User Guide ▸
Community Group ▸
Join our Groups.io Group to connect with other Media Cloud researchers.
Use our API ▸
We have a public API that allows access to data from our archive, including searching through our collection of over 5 billion sentences.
The API allows access to a broad array of our data, including:
- Over 25 thousand media sources
- Millions of stories collected from those media sources
- Over 5 billion sentences parsed from those stories
As described below, an authentication key is required to access the API. Register for an account here. After you have the account, get your API key on your profile page. You can use our Python API client library to easily call our API. The full API spec is available with the rest of the code on Github.
What is MediaCloud?
Media Cloud is an open source and open data platform for storing, retrieving, visualizing, and analyzing online news.
What type of data does Media Cloud collect?
The bulk of our data is news stories from media sites around the web. In order to allow for insightful analyses of media ecosystems we also optionally collect data such as hyperlinks, Bitly clicks, Facebook shares, and Twitter shares.
How does Media Cloud get the data?
Media Cloud collects most of its content through the RSS feeds of the media sources we follow. We only have data for a source from the time we started scraping its RSS feeds.
What tools exist so that I can explore this data?
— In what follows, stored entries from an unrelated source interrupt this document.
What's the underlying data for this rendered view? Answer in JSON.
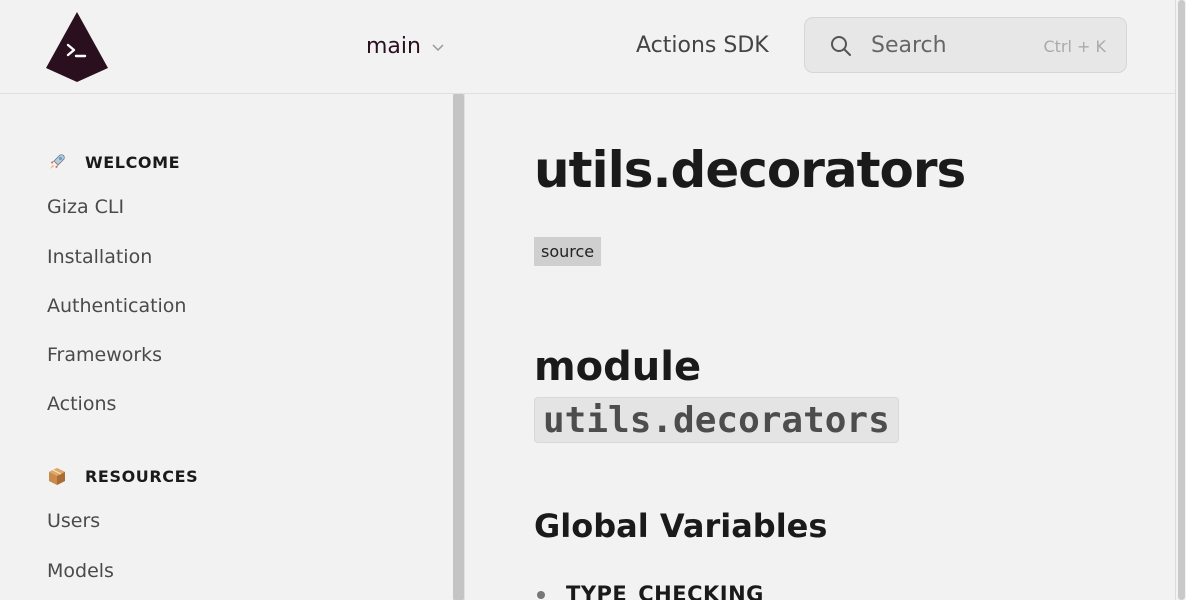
{
  "header": {
    "logo_icon": "giza-terminal-logo-icon",
    "version": "main",
    "nav_link": "Actions SDK",
    "search": {
      "label": "Search",
      "shortcut": "Ctrl + K",
      "icon": "search-icon"
    }
  },
  "sidebar": {
    "sections": [
      {
        "title": "WELCOME",
        "icon": "rocket-icon",
        "items": [
          "Giza CLI",
          "Installation",
          "Authentication",
          "Frameworks",
          "Actions"
        ]
      },
      {
        "title": "RESOURCES",
        "icon": "package-icon",
        "items": [
          "Users",
          "Models"
        ]
      }
    ]
  },
  "main": {
    "title": "utils.decorators",
    "source_label": "source",
    "module_heading": "module",
    "module_code": "utils.decorators",
    "global_vars_heading": "Global Variables",
    "global_vars": [
      "TYPE_CHECKING"
    ]
  },
  "colors": {
    "brand": "#2a0f1e",
    "background": "#f2f2f2",
    "text": "#1a1a1a"
  }
}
At this moment, we support three main tools. Dashboard is the tool that allows you to search our database, visualize the results of your search, and download a CSV file with the urls of the stories in our database that match your query. Topic Mapper is a tool that, taking the results of a Dashboard query, crawls the Web in search of new relevant stories by following hyperlinks, and allows for different types of influence analysis and visualization. Source Manager is the tool with which to explore the different sources and media collections from which we collect data, and add new ones.
How do I get data?
Our tools are designed to visualize in different ways all the data we have, but also to allow you to download and transfer it to other tools. On the top right corner of most of our tools you will find a menu with the download options. Due to copyright restrictions we cannot release the actual text of a story.
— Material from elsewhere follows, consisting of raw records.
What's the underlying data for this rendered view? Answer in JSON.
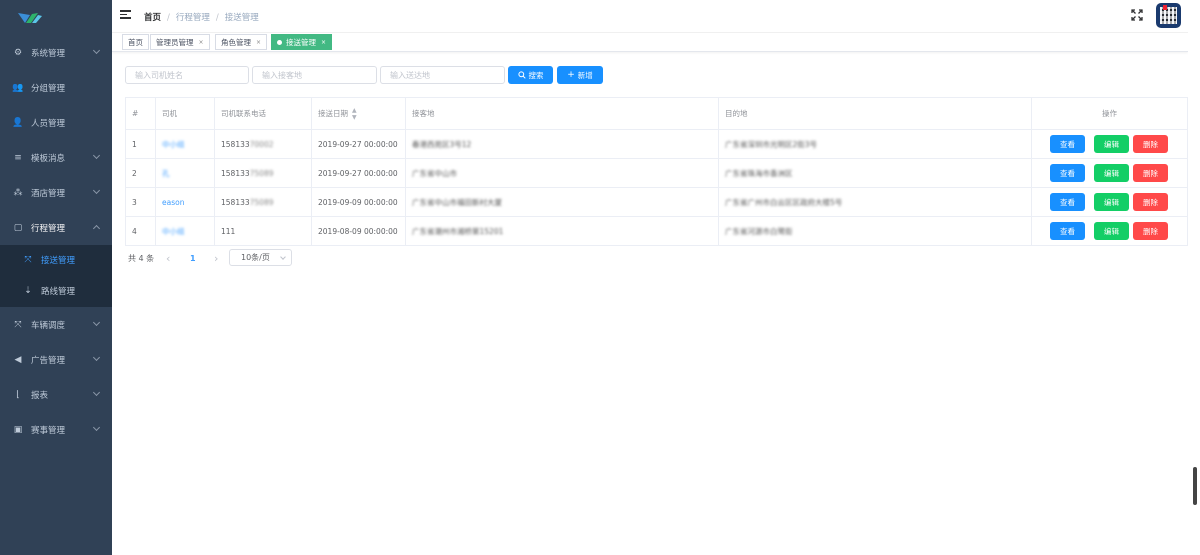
{
  "sidebar": {
    "logo_text": "",
    "items": [
      {
        "label": "系统管理",
        "icon": "gear-icon",
        "glyph": "⚙"
      },
      {
        "label": "分组管理",
        "icon": "users-icon",
        "glyph": "👥"
      },
      {
        "label": "人员管理",
        "icon": "user-icon",
        "glyph": "👤"
      },
      {
        "label": "模板消息",
        "icon": "list-icon",
        "glyph": "≡"
      },
      {
        "label": "酒店管理",
        "icon": "tree-icon",
        "glyph": "⁂"
      },
      {
        "label": "行程管理",
        "icon": "briefcase-icon",
        "glyph": "▢"
      },
      {
        "label": "接送管理",
        "icon": "swap-icon",
        "glyph": "⤧"
      },
      {
        "label": "路线管理",
        "icon": "route-icon",
        "glyph": "⇣"
      },
      {
        "label": "车辆调度",
        "icon": "swap-icon",
        "glyph": "⤧"
      },
      {
        "label": "广告管理",
        "icon": "megaphone-icon",
        "glyph": "◀"
      },
      {
        "label": "报表",
        "icon": "chart-icon",
        "glyph": "⌊"
      },
      {
        "label": "赛事管理",
        "icon": "trophy-icon",
        "glyph": "▣"
      }
    ]
  },
  "breadcrumb": {
    "home": "首页",
    "parent": "行程管理",
    "current": "接送管理",
    "separator": "/"
  },
  "tags": [
    {
      "label": "首页"
    },
    {
      "label": "管理员管理",
      "close": "×"
    },
    {
      "label": "角色管理",
      "close": "×"
    },
    {
      "label": "接送管理",
      "close": "×"
    }
  ],
  "filters": {
    "driver_name_placeholder": "输入司机姓名",
    "pickup_placeholder": "输入接客地",
    "dropoff_placeholder": "输入送达地",
    "search_label": "搜索",
    "add_label": "新增"
  },
  "table": {
    "headers": [
      "#",
      "司机",
      "司机联系电话",
      "接送日期",
      "接客地",
      "目的地",
      "操作"
    ],
    "rows": [
      {
        "idx": "1",
        "driver": "中小组",
        "phone": "158133",
        "phone_tail": "70002",
        "date": "2019-09-27 00:00:00",
        "pickup": "春港西苑区3号12",
        "dest": "广东省深圳市光明区2街3号"
      },
      {
        "idx": "2",
        "driver": "孔",
        "phone": "158133",
        "phone_tail": "75089",
        "date": "2019-09-27 00:00:00",
        "pickup": "广东省中山市",
        "dest": "广东省珠海市香洲区"
      },
      {
        "idx": "3",
        "driver": "eason",
        "phone": "158133",
        "phone_tail": "75089",
        "date": "2019-09-09 00:00:00",
        "pickup": "广东省中山市福田新村大厦",
        "dest": "广东省广州市白云区区政府大楼5号"
      },
      {
        "idx": "4",
        "driver": "中小组",
        "phone": "111",
        "phone_tail": "",
        "date": "2019-08-09 00:00:00",
        "pickup": "广东省潮州市湘桥第15201",
        "dest": "广东省河源市白鹭街"
      }
    ],
    "actions": {
      "view": "查看",
      "edit": "编辑",
      "delete": "删除"
    }
  },
  "pagination": {
    "total": "共 4 条",
    "prev": "‹",
    "page": "1",
    "next": "›",
    "size": "10条/页"
  },
  "colors": {
    "sidebar": "#304156",
    "primary": "#1890ff",
    "success": "#13ce66",
    "danger": "#ff4949",
    "tag_active": "#42b983"
  }
}
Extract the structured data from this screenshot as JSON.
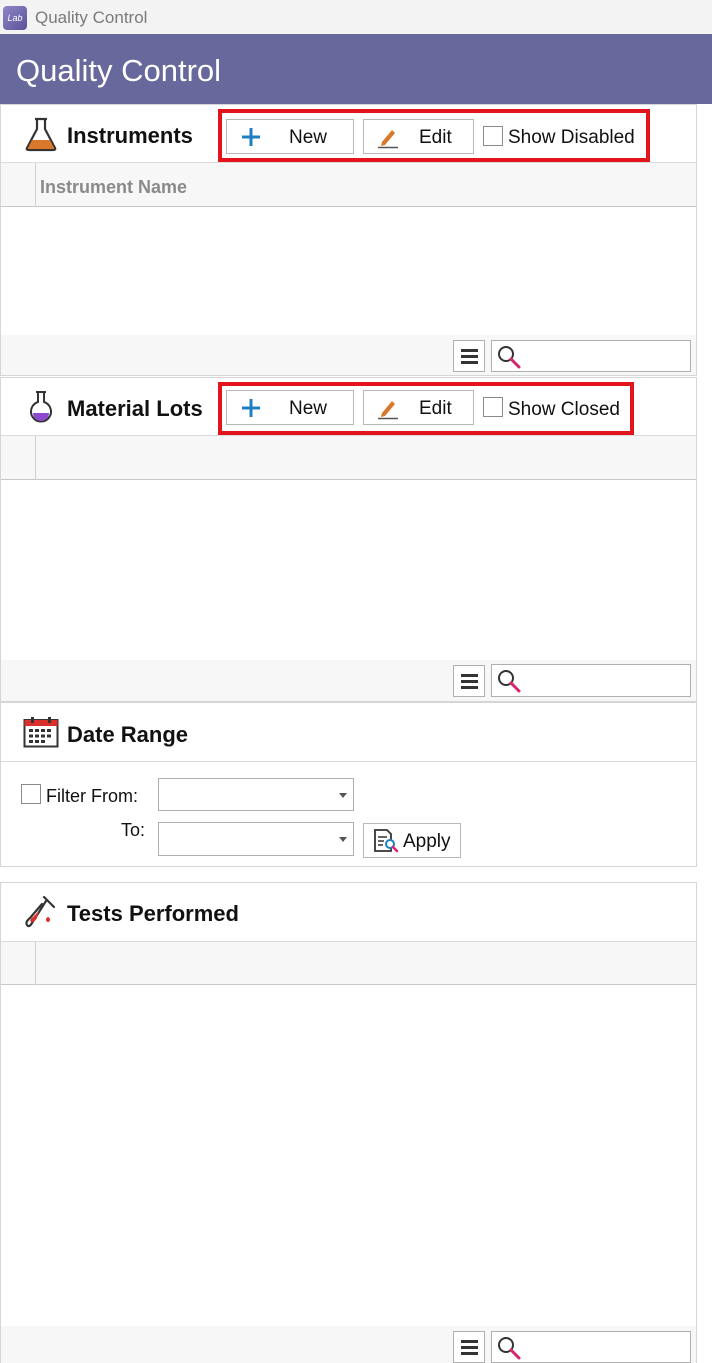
{
  "window": {
    "title": "Quality Control",
    "icon_text": "Lab"
  },
  "header": {
    "title": "Quality Control"
  },
  "instruments": {
    "title": "Instruments",
    "new_label": "New",
    "edit_label": "Edit",
    "checkbox_label": "Show Disabled",
    "checkbox_checked": false,
    "column_header": "Instrument Name",
    "search_value": ""
  },
  "material_lots": {
    "title": "Material Lots",
    "new_label": "New",
    "edit_label": "Edit",
    "checkbox_label": "Show Closed",
    "checkbox_checked": false,
    "column_header": "",
    "search_value": ""
  },
  "date_range": {
    "title": "Date Range",
    "filter_label": "Filter From:",
    "filter_checked": false,
    "from_value": "",
    "to_label": "To:",
    "to_value": "",
    "apply_label": "Apply"
  },
  "tests": {
    "title": "Tests Performed",
    "column_header": "",
    "search_value": ""
  },
  "colors": {
    "header_bg": "#67689b",
    "highlight": "#e2141c",
    "plus_icon": "#1f7fc4",
    "pencil_icon": "#d9782a"
  }
}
What data can I have access to?
We are committed to share as much data as we possibly can, so you can access all the data that we have and download it to your own computer. Due to copyright restrictions we cannot release the actual text of a story.
Can I download the content of the stories?
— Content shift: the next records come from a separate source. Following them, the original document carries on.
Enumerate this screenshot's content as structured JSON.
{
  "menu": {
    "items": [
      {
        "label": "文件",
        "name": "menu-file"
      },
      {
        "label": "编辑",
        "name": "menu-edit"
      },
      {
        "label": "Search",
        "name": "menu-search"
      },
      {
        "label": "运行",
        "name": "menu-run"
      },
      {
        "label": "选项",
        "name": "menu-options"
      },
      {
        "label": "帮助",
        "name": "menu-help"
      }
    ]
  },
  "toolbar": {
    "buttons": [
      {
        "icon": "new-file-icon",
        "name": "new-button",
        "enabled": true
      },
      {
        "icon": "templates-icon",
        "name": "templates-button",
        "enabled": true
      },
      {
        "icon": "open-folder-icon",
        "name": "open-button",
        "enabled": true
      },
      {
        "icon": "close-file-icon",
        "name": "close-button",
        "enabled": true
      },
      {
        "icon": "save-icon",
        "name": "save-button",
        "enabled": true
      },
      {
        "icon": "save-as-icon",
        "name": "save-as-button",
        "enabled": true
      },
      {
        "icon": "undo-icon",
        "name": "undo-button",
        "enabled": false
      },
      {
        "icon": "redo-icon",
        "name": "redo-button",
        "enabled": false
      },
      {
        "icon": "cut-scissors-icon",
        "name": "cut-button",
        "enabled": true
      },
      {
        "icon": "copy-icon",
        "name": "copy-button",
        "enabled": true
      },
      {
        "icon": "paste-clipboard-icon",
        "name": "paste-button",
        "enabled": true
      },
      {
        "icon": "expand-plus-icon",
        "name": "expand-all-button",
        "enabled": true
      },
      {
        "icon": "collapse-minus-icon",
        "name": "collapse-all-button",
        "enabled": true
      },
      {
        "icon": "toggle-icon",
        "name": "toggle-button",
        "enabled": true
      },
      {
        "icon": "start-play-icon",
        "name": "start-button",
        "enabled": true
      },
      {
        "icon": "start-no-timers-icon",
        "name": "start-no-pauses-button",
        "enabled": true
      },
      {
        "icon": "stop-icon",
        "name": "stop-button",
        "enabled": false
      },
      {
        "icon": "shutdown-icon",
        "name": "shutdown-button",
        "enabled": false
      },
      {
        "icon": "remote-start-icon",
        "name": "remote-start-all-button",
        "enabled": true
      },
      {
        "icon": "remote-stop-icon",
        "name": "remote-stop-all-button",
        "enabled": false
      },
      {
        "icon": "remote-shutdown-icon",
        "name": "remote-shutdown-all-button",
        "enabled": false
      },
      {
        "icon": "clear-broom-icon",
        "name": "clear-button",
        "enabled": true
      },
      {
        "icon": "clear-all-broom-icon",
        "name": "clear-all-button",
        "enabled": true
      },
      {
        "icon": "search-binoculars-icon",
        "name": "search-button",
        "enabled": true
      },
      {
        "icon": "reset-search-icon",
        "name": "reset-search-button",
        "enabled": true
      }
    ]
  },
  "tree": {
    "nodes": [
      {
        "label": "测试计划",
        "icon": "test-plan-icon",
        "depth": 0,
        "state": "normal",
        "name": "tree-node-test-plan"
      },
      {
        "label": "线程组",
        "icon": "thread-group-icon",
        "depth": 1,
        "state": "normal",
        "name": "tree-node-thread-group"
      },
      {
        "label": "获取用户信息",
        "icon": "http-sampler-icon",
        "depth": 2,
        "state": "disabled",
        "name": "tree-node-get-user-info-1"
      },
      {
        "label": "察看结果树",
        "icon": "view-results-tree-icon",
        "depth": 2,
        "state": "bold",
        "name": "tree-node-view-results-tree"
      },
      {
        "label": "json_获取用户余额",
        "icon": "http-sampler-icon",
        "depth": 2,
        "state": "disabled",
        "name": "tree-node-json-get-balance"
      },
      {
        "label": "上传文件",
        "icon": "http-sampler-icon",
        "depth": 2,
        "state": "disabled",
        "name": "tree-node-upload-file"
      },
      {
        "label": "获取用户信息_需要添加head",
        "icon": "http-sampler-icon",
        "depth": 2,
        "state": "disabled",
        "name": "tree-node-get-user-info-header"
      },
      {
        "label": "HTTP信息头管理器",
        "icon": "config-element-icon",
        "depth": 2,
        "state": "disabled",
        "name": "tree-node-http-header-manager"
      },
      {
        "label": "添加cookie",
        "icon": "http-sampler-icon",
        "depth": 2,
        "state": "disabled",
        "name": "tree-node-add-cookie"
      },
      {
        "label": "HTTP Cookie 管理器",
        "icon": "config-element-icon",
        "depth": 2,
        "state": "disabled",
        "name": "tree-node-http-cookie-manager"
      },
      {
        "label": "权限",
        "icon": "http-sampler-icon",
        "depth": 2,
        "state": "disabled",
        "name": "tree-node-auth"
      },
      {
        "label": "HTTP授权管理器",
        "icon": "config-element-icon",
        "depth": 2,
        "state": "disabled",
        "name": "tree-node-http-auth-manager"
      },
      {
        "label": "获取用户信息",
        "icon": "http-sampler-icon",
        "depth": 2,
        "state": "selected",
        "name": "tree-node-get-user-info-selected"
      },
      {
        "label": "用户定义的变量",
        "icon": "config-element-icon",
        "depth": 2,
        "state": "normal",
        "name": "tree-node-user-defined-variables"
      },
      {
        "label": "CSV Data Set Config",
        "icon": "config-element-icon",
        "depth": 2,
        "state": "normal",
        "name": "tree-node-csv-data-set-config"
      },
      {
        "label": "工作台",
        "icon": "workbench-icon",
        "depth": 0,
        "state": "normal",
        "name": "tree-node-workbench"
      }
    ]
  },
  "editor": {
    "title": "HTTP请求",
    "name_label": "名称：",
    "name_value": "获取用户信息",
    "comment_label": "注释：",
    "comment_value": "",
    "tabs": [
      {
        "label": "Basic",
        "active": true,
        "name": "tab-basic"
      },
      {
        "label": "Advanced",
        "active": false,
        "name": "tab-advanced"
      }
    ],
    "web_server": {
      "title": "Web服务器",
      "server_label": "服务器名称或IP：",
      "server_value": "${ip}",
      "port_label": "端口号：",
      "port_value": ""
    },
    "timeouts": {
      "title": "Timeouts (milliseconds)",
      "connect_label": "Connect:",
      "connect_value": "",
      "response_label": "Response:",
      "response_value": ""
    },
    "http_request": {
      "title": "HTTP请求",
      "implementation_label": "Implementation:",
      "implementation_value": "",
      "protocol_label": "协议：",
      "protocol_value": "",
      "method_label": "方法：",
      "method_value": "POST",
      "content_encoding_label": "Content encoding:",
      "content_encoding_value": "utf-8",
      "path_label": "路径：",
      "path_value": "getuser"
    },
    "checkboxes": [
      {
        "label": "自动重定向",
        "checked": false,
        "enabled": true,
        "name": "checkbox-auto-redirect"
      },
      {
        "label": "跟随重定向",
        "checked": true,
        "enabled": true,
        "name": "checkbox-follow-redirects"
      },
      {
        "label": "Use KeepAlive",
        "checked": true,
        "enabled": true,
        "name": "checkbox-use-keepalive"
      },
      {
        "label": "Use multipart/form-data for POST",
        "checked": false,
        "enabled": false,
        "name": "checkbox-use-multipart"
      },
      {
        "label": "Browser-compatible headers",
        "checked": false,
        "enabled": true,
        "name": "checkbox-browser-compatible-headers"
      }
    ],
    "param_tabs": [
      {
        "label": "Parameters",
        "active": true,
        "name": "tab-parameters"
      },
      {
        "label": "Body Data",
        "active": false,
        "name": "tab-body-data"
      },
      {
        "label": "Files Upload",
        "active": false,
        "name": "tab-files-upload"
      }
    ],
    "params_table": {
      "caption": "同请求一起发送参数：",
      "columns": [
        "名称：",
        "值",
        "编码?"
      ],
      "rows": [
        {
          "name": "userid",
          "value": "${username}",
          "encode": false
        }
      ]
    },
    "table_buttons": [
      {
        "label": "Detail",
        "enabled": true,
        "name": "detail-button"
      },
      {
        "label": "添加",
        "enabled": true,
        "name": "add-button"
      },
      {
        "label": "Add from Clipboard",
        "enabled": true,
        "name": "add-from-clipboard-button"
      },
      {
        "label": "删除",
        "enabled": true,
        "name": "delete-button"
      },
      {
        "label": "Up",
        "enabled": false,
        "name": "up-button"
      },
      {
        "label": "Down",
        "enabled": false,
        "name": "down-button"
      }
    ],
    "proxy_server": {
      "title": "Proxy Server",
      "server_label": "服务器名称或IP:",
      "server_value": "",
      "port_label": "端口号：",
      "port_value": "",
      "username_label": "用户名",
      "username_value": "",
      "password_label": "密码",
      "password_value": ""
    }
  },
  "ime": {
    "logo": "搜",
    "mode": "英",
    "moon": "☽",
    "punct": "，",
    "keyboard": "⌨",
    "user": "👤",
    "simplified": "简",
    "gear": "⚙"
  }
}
Due to copyright restrictions we cannot provide the actual news content, but we can give you a complete list of urls so you can check the content yourself.
What can I do with the Dashboard tool?
You can find out how much the media have been talking about your subject of interest over time, which were the key events that drove coverage about it, which are the words most frequently used around the keywords you searched for, and which media sources have covered the issue—if you want to get into details, you can explore the list of stories. You can also draw comparisons among queries, since the tool is designed to make these easy.
What can I do with the Topic Mapper tool?
Topic Mapper allows you to answer deeper questions than Dashboard, such as: Which are the most influential sources when covering a particular topic? Which were the most relevant stories about a specific issue? Which media form different linking communities? Are there groups of sources that use similar language when talking about an issue? Which stories have more social media traction? How does the structure of online news coverage about an issue evolve over time?
Can I run my own topic?
You will be able to create new topics very soon. For now you can explore a series of topics we’ve created for different research projects.
Can I add sources to the database?
If a source or a set of sources is not already part of our database, you can suggest its addition through the Sources tool, and we will carefully consider your suggestion. Our first inclination is to say yes to suggestions.